Lesen Sie gerne Bücher, die zum Nachdenken anregen? Bücher, in welchen Sie ein wenig von sich selbst wiederfinden? In denen Humor, ganz leichte Kriminalgeschichte und ein nicht vorhersehbares Ende in Ich-Form geschrieben für viele Stunden Unterhaltung sorgen? Dann kann ich Ihnen ein besonders gelungenes Taschenbuch des Autors Thomas Letocha empfehlen.

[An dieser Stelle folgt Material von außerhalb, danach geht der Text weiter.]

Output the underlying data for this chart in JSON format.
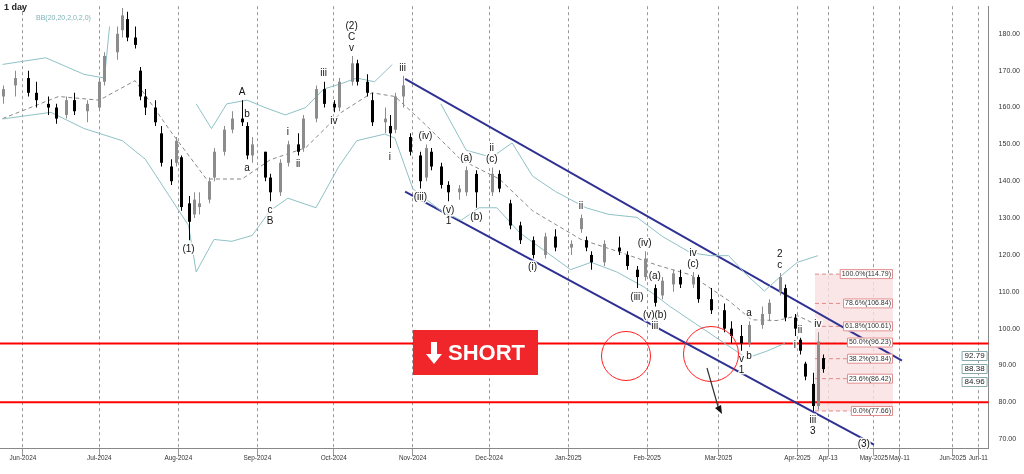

Oma Else kanns nicht lassen von Thomas Letocha, Goldmann Verlag, Verlagsgruppe Random House

Oma Else’s Geschichte rührt zuerst einmal ein wenig an. Und das muss auch so sein, damit der Leser die nachfolgenden Ereignisse und vor allem ihre Handlungen besser nachvollziehen kann. Fremde Briefe öffnen, und noch viel schlimmer, auch lesen, ist verboten und fällt unter das Briefgeheimnis. Aber was es für die 81jährige Seniorin und ihren Alltag bedeutet – das erfährt der Leser mal schmunzelnd, mal stirnrunzelnd, aber immer auch neugierig machend auf den Fortlauf der Geschichte.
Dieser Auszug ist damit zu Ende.